Today in the journal Science the researchers report that the answer is yes. They carried out behavioral tests on the mice, showing them three colored panels. In some cases one of the panels was a different color, and in others they were the same. They gave the mice a reward of soy milk if they could correctly recognize when the colors were different. Not surprisingly, ordinary mice only got the right answer a third of the time, even after thousands of trials. In other words, they could only guess. But female mice with all three pigments got the right answer four times out of five.
What’s particularly intriguing about these results is that we–and other primates–have a special system of neurons called midget cells dedicated to distinguishing between red and green on the way to the brain.

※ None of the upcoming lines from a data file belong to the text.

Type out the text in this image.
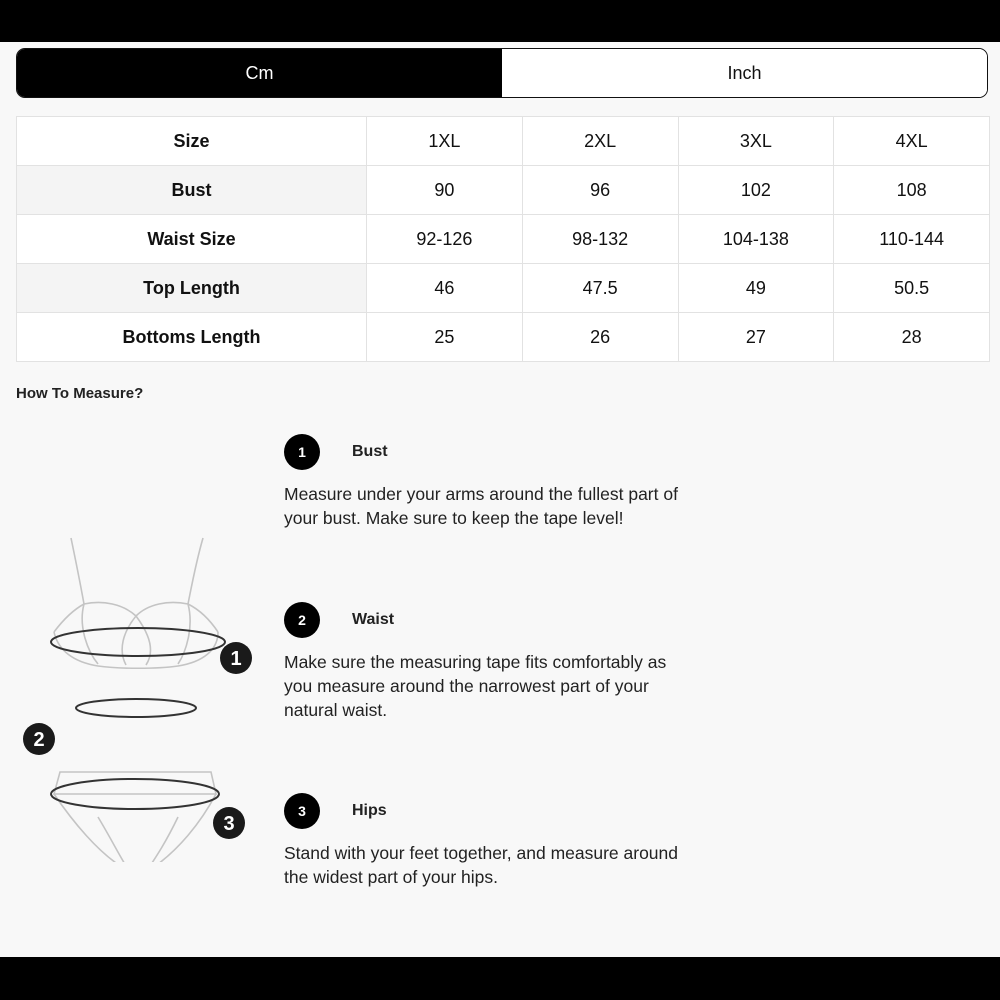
Cm	Inch
Size	1XL	2XL	3XL	4XL
Bust	90	96	102	108
Waist Size	92-126	98-132	104-138	110-144
Top Length	46	47.5	49	50.5
Bottoms Length	25	26	27	28
How To Measure?
1
2
3
1	Bust
Measure under your arms around the fullest part of your bust. Make sure to keep the tape level!
2	Waist
Make sure the measuring tape fits comfortably as you measure around the narrowest part of your natural waist.
3	Hips
Stand with your feet together, and measure around the widest part of your hips.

Mice and other mammals lack midget cells. And yet it’s obvious that they didn’t need a special set of neurons to take in this extra dimension of color. Their brains simply organized themselves in such a way that they could perceive it.
If you didn’t know this, you might wonder if trichromatic vision is too complex to have evolved–that adding an extra color was impossible because you need a complicated system made of many parts in order to see if at all. But that’s not true. When a single mutation occurs, altering a single gene, its effects can ripple out across an animal’s body. Simply moving a pigment gene from one chromosome to another appears to have triggered a drastic rewiring of the brain, taking advantage of the brain’s ability to adjust itself. Natural selection could have fine-tuned the connections from the eye to brain in later generations, producing midget cells and other adaptations, in order to improve color perception. What seems complex now may not be so complex in the first place.